Benny’s perspective on ministry

I thought about what my first post should be. I thought and I thought. I was going to do one about tax policy, talking about the benefits of income taxation and its wealth redistribution properties.

I’ve decided to save that and instead make a post that will probably be somewhat controversial on this site but more in-line with the less-Christian alternative that goes unrepresented around here. a post inspired by Nathan’s impending career change. I guess what will be the first of many very alternative perspectives to what is usually on here.

When Nathan first told me that he was going to be a crusader, I probably didn’t give the most positive reaction. In fact I think I outright offended him. That was some fun days there. But I have decided to revisit the topic because it has some interesting points.
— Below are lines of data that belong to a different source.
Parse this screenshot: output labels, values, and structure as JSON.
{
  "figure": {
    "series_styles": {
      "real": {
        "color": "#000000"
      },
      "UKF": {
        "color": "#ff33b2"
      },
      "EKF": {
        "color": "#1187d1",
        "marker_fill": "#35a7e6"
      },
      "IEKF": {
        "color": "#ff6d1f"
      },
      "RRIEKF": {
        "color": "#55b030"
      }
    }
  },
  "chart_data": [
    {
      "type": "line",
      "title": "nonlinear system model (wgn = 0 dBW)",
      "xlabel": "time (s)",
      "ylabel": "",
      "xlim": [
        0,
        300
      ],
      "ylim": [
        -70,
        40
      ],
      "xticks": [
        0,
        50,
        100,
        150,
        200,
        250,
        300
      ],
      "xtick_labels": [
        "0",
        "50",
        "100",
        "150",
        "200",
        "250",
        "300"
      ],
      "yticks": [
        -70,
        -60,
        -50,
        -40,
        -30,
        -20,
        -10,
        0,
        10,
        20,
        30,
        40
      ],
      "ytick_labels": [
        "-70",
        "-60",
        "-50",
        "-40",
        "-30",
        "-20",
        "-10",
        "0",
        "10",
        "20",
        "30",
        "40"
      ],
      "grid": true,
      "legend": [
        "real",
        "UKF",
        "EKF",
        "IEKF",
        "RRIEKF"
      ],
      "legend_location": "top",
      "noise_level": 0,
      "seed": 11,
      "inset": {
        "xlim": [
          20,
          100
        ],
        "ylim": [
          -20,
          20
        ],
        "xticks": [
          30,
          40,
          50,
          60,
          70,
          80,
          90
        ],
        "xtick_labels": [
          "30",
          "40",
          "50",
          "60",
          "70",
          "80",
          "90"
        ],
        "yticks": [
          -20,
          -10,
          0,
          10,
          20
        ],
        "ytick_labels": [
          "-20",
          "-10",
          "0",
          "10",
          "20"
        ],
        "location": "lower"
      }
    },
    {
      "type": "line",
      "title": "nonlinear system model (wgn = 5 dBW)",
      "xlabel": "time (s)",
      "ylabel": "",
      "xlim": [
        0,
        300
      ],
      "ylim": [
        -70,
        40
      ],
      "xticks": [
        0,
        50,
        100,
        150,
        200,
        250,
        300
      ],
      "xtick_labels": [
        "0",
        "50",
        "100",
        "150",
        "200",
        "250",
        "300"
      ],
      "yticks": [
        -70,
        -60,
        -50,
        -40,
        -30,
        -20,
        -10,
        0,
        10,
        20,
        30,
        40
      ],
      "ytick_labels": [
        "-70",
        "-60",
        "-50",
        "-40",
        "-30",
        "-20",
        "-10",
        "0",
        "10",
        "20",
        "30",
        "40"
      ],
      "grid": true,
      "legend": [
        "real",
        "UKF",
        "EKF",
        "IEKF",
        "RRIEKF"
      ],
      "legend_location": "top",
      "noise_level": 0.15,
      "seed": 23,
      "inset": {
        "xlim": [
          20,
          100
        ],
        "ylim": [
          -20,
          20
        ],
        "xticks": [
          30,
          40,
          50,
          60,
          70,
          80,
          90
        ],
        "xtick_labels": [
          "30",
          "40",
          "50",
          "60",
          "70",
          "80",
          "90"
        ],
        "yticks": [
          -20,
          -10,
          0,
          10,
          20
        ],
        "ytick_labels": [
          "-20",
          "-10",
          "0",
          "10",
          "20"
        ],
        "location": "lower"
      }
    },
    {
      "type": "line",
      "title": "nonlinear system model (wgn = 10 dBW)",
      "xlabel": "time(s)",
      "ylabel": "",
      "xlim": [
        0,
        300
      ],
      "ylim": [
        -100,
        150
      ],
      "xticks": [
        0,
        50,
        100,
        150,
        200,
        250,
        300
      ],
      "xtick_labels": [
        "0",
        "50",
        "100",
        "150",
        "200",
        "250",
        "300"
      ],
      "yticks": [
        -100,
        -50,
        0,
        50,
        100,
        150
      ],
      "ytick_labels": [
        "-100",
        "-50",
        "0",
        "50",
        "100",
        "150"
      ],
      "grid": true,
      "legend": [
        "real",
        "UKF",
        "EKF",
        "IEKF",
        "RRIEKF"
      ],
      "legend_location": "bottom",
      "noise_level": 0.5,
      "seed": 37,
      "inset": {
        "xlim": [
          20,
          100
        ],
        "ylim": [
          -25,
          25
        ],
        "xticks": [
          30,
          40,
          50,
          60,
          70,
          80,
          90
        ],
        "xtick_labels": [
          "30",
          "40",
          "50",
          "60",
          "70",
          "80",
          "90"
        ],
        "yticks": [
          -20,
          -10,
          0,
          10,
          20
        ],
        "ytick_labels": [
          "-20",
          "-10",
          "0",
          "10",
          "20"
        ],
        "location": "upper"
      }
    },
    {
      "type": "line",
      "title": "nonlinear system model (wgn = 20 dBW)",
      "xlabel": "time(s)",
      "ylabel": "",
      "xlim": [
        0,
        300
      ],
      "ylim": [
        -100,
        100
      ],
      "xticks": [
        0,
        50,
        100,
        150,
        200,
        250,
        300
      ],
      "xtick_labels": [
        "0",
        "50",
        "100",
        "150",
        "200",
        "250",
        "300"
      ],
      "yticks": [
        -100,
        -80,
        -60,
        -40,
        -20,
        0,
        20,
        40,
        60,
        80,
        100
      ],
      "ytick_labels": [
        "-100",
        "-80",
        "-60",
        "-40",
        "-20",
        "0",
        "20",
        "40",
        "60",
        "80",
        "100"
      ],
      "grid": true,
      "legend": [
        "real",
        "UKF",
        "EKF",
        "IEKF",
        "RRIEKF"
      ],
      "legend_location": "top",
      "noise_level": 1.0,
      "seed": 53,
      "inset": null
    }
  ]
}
So, in the scheme of things, is it in society’s best interests for those with higher abilities to dedicate themselves to a life of religious promotion and services to the church community. Is it in Christianity’s best interests for those with higher abilities to be working in a church, or doing something else?

Is someone with high ability better serving the church in a church position, or better aspiring to a different position more in a non-religious field?

For example, let’s say a capable Christian became a commercial lawyer. They would earn a lot of money, and could then put his money towards training and then employing two ministers for various local churches. so, instead of one minister (who would require a source funding for their employment, and two unemployed guys that could be ministers if given the chance), you could have two slightly inferior church ministers (funded by the lawyer and who still provide adequate services), a competent Christian lawyer fighting the good fight, and the lawyer would probably still come out ahead financially. Further, the lawyer could fight the fight on other fronts.

Are the best and brightest required for positions in the ministry, or would the Christian community be equally served by adapting the roles to be filled more by the mediocre, with fewer high-ability personnel involved. It almost laps onto another topic Nathan has been talking about, in the use of technology in church, sermon recording, and possibly church planting (I am not sure what this is, I tune out generally to this one, I just thought I would throw it in). By more efficiently assigning human capital, and incorporating productivity improvements, the net benefit to Christianity could be huge.
Alternatively, there is the public representative path. The best and brightest Christians becoming parliamentarians isn’t a great outcome from my perspective. I am not Tony Abbott’s biggest fan. Another of Nathan and my pet arguments has been the role of public representatives in office, and their decision making processes. I am not a fan of super-Christian-values people rocking up to parliament and bringing Christian values to national legislation. The separation of church and state in Australia is rather unsubstantial in word but somewhat recognised in practice.

Further, I am of the strong opinion a distinction can be drawn between personal ideals and public policy. if a candidate was dripping in Christian ideals and champing to bring them to the world, I wouldn’t vote for them. However this topic deserves more than a sidenote, so it will be left for another day. Still, people who are part of church communities often have a good launching pad into more prominent positions. As a facilitator of networking and garnering community support, you probably can’t surpass a good church on a bright Sunday morning. For a person with notable abilities and a strong church community behind them, they could go far.

So, it all comes down to how the Christian community is best served by its best and brightest. Are the best and brightest compelled by their own kind to serve in theological positions? Is this situation resulting in Christians influence on societal policy being at a disadvantage?

However, turning for to the rest of the world’s views, how is this ideology affecting everyone else? The more theological pursuits are undertaken, the more negative impacts on other areas of human development, such through its impacts through the labour force. If the best and brightest are all urged to undertake theological pursuits, it will relegate more earthly positions, such as doctors, dentists, agricultural scientists etc to distant seconds. It will hamper technological and scientific advancement. So, is the Christian community doing enough to promote alternative pursuits outside of theological undertakings, which benefit the current world even if they do not focus on everyone’s salvation to the same extent? Or has the pursuit of theological pursuits taken preference to improving other areas of the world. In this way, is the Christian mindset having a negative impact on world advancement?

This further branches out into the issue, from the viewpoints of the less-Christian people, that all this time and effort expelled on a potential fairy tail being somewhat of a concern, and potentially these resources could be used better. With people suffering, not only is there a lack of aid in many situations, but actual opposing forces from religiously aligned organisations. As it was easier to jump up and down about environmental policy when the economy was going smoothly, it’s probably also much easier to jump up and down about salvation and living without sin when you are either privileged or in comfort with your situation. for the people suffering that don’t share the same religious philosophy, what is preached could almost seem to be pure selfishness.